No debemos minimizar los acontecimientos en el Reino Unido. Las razones por las cuales Boris Johnson perdió la confianza de sus propios ministros y parlamentarios son graves y su conducta representa una amenaza para la siempre frágil democracia, porque esta depende no solo de instituciones, sino también, y en forma muy importante, de ciertos intangibles culturales, como el respeto a las reglas y la fidelidad absoluta a la verdad.

Y Boris Johnson ha atentado precisamente contra ese precepto esencial a las creencias y los valores ingleses de que no hay peor crimen político que mentir y, peor aún, mentir al Parlamento. Hay un informe escolar de cuando Boris tenía 17 años que describe muy bien los rasgos de su personalidad aún pertinentes, que dice: “Boris se suele ofender cuando es criticado por lo que son faltas brutales a la responsabilidad.

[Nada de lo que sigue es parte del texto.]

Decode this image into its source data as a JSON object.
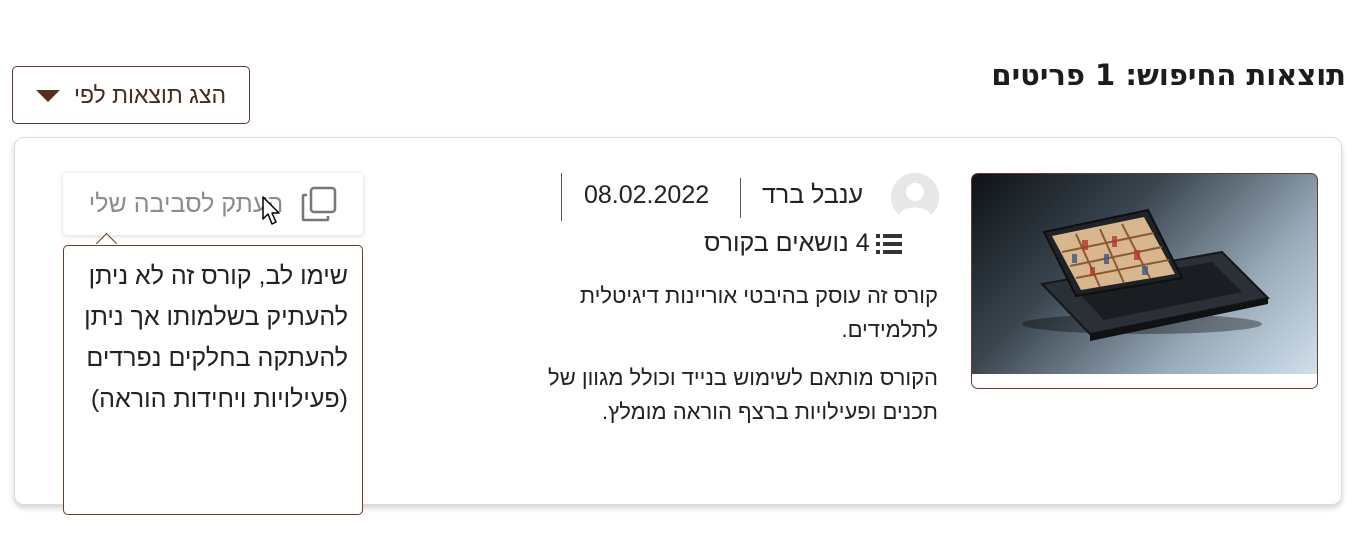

Él honestamente cree que es una mala educación muy desagradable de nuestra parte que no lo consideremos una excepción que debería estar exento de la red de obligaciones que ata al resto”.

Y hubo una acumulación de comportamientos que reflejan, por decir lo menos, una cierta ambigüedad hacia las normas y un desafío a la responsabilidad: la realización de fiestas en Downing Street durante la pandemia, violando las reglas que él mismo había impuesto al resto de la población; la negación del conocimiento previo que tuvo de actos de acoso sexual por parte de un ministro a quien nombró en un alto cargo a pesar de ello; el intento por ocultar un caso de lobby de un parlamentario cercano a él, entre otros. Todo ello ha puesto en entredicho principios tan importantes para el correcto funcionamiento de la democracia como la integridad, el honor, la confianza y la coherencia. Y claro está, en este país no basta con pedir perdón para que quienes ejercen altas responsabilidades sean absueltos de sus múltiples contradicciones o malas prácticas.

A pesar de todo ello, mi sentimiento predominante durante estos días ha sido la maravillosa sorpresa de vivir, siempre, en todos lados, en las calles, en las tiendas, en los museos, en el bus, en los restaurantes, en los parques, en los trenes, con gente extraordinariamente amable, cuyo único propósito parece ser ayudar y hacerle agradable la vida a todo el resto. Un pueblo, al parecer, sin grandes resentimientos, pero también sin grandes despliegues de arrogancia. Un reino con todos los problemas propios de los tiempos, incluida la amenaza de separatismo escocés, pero sin rabia ni odios desbordados, porque las discrepancias objetivas no traspasan las fronteras de los afectos.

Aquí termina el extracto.